Kepala MA Raudlah Najiyah, K. Syaifuddin Zuhri, M.Pd., mengatakan komunikasi antara pihak madrasah dan wali murid menjadi bagian penting dalam keberlanjutan pendidikan para siswa.
Menurutnya, keberhasilan pendidikan tidak hanya bergantung pada proses pembelajaran di ruang kelas. Dukungan keluarga dan lingkungan madrasah juga memiliki peran penting dalam membentuk karakter serta mengembangkan potensi siswa.
Dalam kesempatan tersebut, K. Syaifuddin Zuhri mendorong seluruh siswa MA Raudlah Najiyah untuk lebih aktif membangun budaya literasi.
Ia menilai kebiasaan membaca, menulis, dan menggali pengetahuan dari berbagai sumber dapat membantu siswa memperluas wawasan sekaligus meningkatkan kemampuan berpikir kritis.
“Anak-anak harus terus aktif dalam kegiatan literasi. Jangan hanya belajar ketika berada di dalam kelas, tetapi biasakan membaca, menulis, dan mencari pengetahuan dari berbagai sumber yang bermanfaat,” pesannya.

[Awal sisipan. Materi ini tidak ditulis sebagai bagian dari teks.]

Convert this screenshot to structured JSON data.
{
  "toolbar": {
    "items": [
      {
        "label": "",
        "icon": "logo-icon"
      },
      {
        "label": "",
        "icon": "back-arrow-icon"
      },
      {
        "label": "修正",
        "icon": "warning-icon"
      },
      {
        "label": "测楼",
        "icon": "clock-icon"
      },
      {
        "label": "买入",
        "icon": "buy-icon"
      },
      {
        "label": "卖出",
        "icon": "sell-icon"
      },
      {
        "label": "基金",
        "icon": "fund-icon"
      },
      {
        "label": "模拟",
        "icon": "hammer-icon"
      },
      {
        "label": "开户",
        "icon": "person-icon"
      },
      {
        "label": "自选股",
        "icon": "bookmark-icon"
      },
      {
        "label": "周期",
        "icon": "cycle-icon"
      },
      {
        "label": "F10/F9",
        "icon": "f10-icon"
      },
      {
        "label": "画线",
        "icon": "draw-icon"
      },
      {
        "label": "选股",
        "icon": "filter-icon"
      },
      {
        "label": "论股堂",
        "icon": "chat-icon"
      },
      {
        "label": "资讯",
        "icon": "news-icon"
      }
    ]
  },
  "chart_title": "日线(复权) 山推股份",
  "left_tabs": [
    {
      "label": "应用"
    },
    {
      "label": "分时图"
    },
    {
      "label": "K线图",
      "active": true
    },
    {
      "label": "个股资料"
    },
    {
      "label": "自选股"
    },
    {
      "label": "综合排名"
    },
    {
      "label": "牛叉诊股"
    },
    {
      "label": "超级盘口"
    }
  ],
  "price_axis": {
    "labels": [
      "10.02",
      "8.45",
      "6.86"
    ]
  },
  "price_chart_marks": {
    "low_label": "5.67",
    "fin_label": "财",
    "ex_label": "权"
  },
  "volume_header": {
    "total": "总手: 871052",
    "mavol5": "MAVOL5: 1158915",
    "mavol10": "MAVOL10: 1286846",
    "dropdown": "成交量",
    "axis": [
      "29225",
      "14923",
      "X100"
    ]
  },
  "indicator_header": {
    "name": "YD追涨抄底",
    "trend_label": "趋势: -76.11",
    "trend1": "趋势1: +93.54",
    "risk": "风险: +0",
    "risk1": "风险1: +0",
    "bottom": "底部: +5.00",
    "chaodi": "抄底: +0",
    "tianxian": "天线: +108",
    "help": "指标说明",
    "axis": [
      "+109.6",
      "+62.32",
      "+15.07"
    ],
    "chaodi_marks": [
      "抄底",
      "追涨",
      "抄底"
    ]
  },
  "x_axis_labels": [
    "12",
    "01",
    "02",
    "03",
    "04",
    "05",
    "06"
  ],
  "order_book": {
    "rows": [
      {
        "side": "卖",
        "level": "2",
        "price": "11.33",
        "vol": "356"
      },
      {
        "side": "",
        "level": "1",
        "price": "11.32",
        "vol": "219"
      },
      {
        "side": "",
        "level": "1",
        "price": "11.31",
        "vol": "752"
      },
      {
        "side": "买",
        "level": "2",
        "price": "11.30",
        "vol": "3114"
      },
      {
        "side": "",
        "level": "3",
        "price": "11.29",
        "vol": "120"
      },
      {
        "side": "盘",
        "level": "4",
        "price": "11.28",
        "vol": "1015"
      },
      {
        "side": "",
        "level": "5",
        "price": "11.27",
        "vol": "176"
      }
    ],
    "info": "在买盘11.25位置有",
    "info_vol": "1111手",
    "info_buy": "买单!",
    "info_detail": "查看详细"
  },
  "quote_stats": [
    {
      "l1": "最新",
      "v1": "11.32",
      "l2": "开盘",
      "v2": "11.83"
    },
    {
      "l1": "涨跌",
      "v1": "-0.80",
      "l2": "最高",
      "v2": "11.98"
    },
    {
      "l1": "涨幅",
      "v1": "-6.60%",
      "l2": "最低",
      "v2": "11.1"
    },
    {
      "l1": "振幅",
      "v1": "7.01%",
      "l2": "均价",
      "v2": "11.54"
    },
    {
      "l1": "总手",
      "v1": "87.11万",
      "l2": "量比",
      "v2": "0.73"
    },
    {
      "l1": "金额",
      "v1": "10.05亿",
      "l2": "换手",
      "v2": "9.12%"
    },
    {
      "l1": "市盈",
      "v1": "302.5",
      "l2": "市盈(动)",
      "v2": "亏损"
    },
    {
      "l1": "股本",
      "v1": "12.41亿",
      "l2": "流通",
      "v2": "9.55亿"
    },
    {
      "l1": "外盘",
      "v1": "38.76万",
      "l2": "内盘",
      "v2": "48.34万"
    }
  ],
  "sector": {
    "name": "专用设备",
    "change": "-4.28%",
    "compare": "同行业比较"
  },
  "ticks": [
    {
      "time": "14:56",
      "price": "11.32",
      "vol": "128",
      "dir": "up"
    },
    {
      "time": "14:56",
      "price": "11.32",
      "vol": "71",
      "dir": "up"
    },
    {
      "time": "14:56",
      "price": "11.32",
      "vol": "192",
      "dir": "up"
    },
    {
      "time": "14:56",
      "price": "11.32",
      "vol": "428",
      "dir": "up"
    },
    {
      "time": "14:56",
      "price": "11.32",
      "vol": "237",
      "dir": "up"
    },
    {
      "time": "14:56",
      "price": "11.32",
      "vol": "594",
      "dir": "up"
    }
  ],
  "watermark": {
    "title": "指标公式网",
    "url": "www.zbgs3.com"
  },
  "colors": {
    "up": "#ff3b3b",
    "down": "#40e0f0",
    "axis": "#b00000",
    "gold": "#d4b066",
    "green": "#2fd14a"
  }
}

Selain literasi, ia juga mengingatkan para siswa agar tetap menjunjung tinggi nilai pengabdian kepada orang tua, guru, dan madrasah.
“Jangan lupa untuk terus mengabdi kepada orang tua, guru, dan madrasah. Karena jargon Yayasan Raudlah Najiyah adalah Santri Pengabdi,” ujarnya.
Ia menjelaskan, semangat pengabdian merupakan salah satu nilai yang terus ditanamkan kepada para santri di lingkungan Yayasan Raudlah Najiyah. Pendidikan, kata dia, tidak cukup hanya menghasilkan siswa yang unggul secara akademik, tetapi juga harus melahirkan generasi yang berakhlak, peduli, dan memiliki kepedulian terhadap lingkungan sekitarnya.
Kegiatan silaturahim tersebut juga dirangkai dengan peringatan Maulid Nabi Muhammad SAW. Momentum itu sekaligus menjadi kesempatan bagi keluarga besar MA Raudlah Najiyah untuk mempererat hubungan serta meneladani akhlak dan perjuangan Rasulullah SAW.
Pihak madrasah berharap kegiatan tersebut tidak berhenti sebagai agenda seremonial, tetapi menjadi awal dari komunikasi yang lebih intens antara pimpinan madrasah, guru, wali murid, dan siswa.
Sinergi antara madrasah dan keluarga diharapkan mampu mendukung lahirnya generasi santri yang berilmu, berakhlak, memiliki budaya literasi, serta tetap memegang teguh semangat pengabdian sebagai bagian dari nilai Yayasan Raudlah Najiyah.